Gros is not alone in doubting that further liberalization can do much to revive world trade and economic growth. Jomo Kwame Sundaram and Vladimir Popov, of the Food and Agriculture Organization of the United Nations and the Russian Academy of Sciences, respectively, make a similar point. “With global trade already significantly freed up – and with incomes already stagnant or falling – claims that new [free-trade agreements] will boost incomes are dubious, at best,” they say. Likewise, Eichengreen maintains that “[j]ust as tariff protection is not a macroeconomic problem in deflationary, liquidity-trap-like conditions, freer trade, the economist’s familiar nostrum, is not a solution.”

Lomborg, for his part, nonetheless believes that trade liberalization still has much to offer to poorer countries. “Reviving the moribund Doha Development Round of global free-trade talks,” he says, would make the world “$11 trillion richer each year by 2030, with $7 trillion going to developing countries.” This would “cut the number of people in poverty by an astonishing 145 million in 15 years.”

But Sundaram and Popov offer a sobering corrective to Lomborg’s rosy scenario. They warn that the non-trade provisions contained in deals like the TPP would “strengthen the hand of financial rent-seekers, intellectual-property owners, and multinational corporations vis-à-vis governments – all of which would hold emerging economies down, rather than helping them up.”

Threadbare Theory or Unfair Practice?

Roach, who counts himself among “those who defend free trade and globalization,” nonetheless takes his fellow economists to task for failing to develop an adequate intellectual basis for the policies they promote. “The best that economists can offer,” he admits, “is David Ricardo’s early nineteenth-century framework: if a country simply produces in accordance with its comparative advantage (in terms of resource endowments and workers’ skills), presto, it will gain through increased cross-border trade.” That’s not good enough, Roach insists:

Ricardo’s arguments, couched in terms of England’s and Portugal’s comparative advantages in cloth and wine, respectively, hardly seem relevant for today’s hyper-connected, knowledge-based world. The Nobel laureate Paul Samuelson, who led the way in translating Ricardian foundations into modern economics, reached a similar conclusion late in his life, when he pointed out how a disruptive low-wage technology imitator like China could turn the theory of comparative advantage inside out.

Stiglitz, a longtime critic of the prevailing globalization agenda, is even more pointed in his criticism of the economics profession’s unconditional support for free trade. The problem for him is not so much with the theory as it is with its proponents’ promise that free trade would make everyone better off.
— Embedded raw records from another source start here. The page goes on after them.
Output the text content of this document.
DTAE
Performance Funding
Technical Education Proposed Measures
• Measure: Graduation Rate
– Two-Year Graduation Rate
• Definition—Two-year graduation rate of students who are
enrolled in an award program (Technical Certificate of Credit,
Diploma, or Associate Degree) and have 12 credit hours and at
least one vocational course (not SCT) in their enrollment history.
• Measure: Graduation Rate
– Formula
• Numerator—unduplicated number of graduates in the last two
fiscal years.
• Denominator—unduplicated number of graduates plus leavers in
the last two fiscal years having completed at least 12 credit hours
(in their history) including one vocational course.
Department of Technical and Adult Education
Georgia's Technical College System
In fact, Stiglitz argues, the theory implies just the opposite. “Under the assumption of perfect markets (which underlies most neoliberal economic analyses), free trade equalizes the wages of unskilled workers around the world,” he notes. “Trade in goods is a substitute for the movement of people.” As a result, “[i]mporting goods from China – goods that require a lot of unskilled workers to produce – reduces the demand for unskilled workers in Europe and the US.

Or it lowers these workers’ wages. “Eventually,” Stiglitz explains, “it would be as if Chinese workers continued to migrate to the US and Europe until wage differences had been eliminated entirely.” Unsurprisingly, he notes, “the neoliberals never advertised this consequence of trade liberalization.” Instead, “they claimed – one could say lied – that all would benefit.”
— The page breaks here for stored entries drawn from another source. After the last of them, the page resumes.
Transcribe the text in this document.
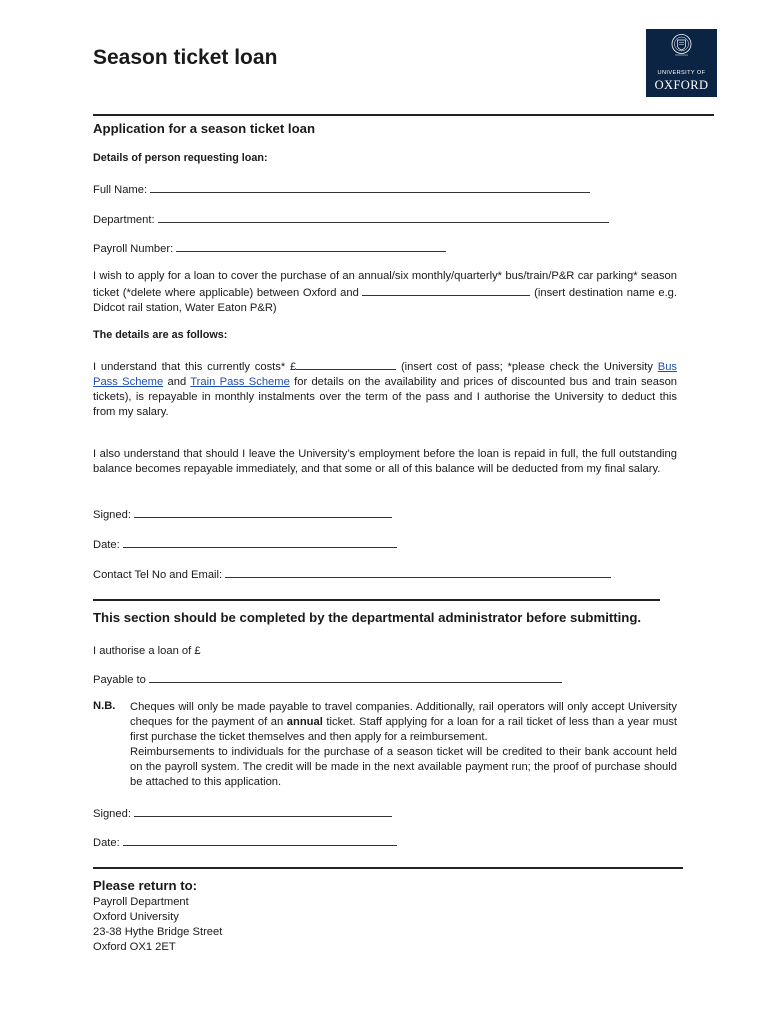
Season ticket loan
UNIVERSITY OF
OXFORD
Application for a season ticket loan
Details of person requesting loan:
Full Name:
Department:
Payroll Number:
I wish to apply for a loan to cover the purchase of an annual/six monthly/quarterly* bus/train/P&R car parking* season ticket (*delete where applicable) between Oxford and	(insert destination name e.g. Didcot rail station, Water Eaton P&R)
The details are as follows:
I understand that this currently costs* £	(insert cost of pass; *please check the University Bus Pass Scheme and Train Pass Scheme for details on the availability and prices of discounted bus and train season tickets), is repayable in monthly instalments over the term of the pass and I authorise the University to deduct this from my salary.
I also understand that should I leave the University’s employment before the loan is repaid in full, the full outstanding balance becomes repayable immediately, and that some or all of this balance will be deducted from my final salary.
Signed:
Date:
Contact Tel No and Email:
This section should be completed by the departmental administrator before submitting.
I authorise a loan of £
Payable to
N.B. Cheques will only be made payable to travel companies. Additionally, rail operators will only accept University cheques for the payment of an annual ticket. Staff applying for a loan for a rail ticket of less than a year must first purchase the ticket themselves and then apply for a reimbursement.
Reimbursements to individuals for the purchase of a season ticket will be credited to their bank account held on the payroll system. The credit will be made in the next available payment run; the proof of purchase should be attached to this application.
Signed:
Date:
Please return to:
Payroll Department
Oxford University
23-38 Hythe Bridge Street
Oxford OX1 2ET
From the standpoint of some free-trade supporters, however, globalization is running into trouble not because of neoliberal theory, but because of illiberal practice. Princeton University’s Harold James suggests that “judicial and quasi-judicial decisions to impose large financial penalties on foreign corporations” could be viewed as an analog of the protectionist trade wars of the 1930s, with the US and Europe once again the main antagonists. He provides a telling example: “After the EU announced that it would require Apple to pay €13 billion ($14.6 billion) in back taxes, which it alleges were illegally reduced by the Irish government, the US fined Deutsche Bank, a German company, $14 billion to settle claims relating to its mortgage-backed securities business prior to the 2008 crash.”

As James acknowledges, such penalties could be regarded as “an effective response in a world where multinational corporations have become extremely skilled at reducing their conventional tax liabilities.” But he’s not convinced. “Unlike normal taxes,” he notes, “fines against companies are not predictably or uniformly levied, and must be haggled over and settled individually in each case.” This is not exactly an environment that nurtures a level playing field. On the contrary, “[t]hese discussions are often politicized and involve high-level government interventions.”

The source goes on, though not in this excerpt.